Hyperspectral images (HSIs) denoising aims at eliminating the noise generated during the acquisition and transmission of HSIs. Since denoising is an ill-posed problem, utilizing proper knowledge of HSIs as regularization is essential for a good denoiser. Many HSI denoising methods have been proposed to leverage various prior knowledge, e.g., total variation, sparsity, and so on. Among those knowledge, a low-rank property has been shown to be effective for HSI denoising since it has the ability to deal with the missing values. However, most existing low-rank methods seldom consider mining the useful structures inside the low-rank matrix for a better denoising result. In addition, the rank number needs to be assigned manually. To address these problems, we propose an intracluster structured low-rank matrix analysis method for HSI denoising. First, we divide the original HSI into some clusters by taking advantages of both local similarity and nonlocal similarity structures, with which the resulted clusters are simpler and show more obvious low-rank property. Second, with singular value decomposition on the low-rank matrix in each cluster, the structured sparsity is modeled among the singular values to capture the structure of the low-rank matrix.
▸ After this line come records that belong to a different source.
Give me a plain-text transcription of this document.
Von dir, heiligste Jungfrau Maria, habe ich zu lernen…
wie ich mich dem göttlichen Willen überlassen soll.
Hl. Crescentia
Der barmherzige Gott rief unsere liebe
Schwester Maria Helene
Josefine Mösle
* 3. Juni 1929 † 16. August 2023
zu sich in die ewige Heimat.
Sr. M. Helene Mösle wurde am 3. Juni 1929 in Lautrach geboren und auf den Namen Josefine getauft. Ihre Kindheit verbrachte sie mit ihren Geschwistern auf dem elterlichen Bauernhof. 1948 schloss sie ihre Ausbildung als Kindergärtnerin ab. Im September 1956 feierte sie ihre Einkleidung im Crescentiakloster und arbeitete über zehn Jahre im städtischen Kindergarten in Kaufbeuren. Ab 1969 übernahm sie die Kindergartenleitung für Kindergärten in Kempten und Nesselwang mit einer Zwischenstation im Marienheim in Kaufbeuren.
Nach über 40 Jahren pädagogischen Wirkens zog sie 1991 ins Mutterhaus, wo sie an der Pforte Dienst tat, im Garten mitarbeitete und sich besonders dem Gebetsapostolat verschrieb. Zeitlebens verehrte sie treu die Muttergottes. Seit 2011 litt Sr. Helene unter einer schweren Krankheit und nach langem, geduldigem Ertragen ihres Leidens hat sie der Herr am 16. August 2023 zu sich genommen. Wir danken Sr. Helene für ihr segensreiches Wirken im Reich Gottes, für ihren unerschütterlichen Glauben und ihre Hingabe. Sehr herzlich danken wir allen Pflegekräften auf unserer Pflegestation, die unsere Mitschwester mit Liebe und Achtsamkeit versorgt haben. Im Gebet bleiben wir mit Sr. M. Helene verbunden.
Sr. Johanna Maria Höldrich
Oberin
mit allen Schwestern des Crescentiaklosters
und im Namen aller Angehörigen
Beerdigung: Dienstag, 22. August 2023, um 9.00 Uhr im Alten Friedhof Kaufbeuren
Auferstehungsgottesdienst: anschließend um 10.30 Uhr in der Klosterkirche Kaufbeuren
Finally, an efficient optimization method is proposed to learn the structured sparsity adaptively from the data, as well as to inversely estimate the latent clean HSI from the noisy counterpart. The proposed method can not only obtain better denoising results compared with the-state-of-the-art methods but also automatically determine the rank number. Extensive experimental results demonstrate the effectiveness of the proposed method.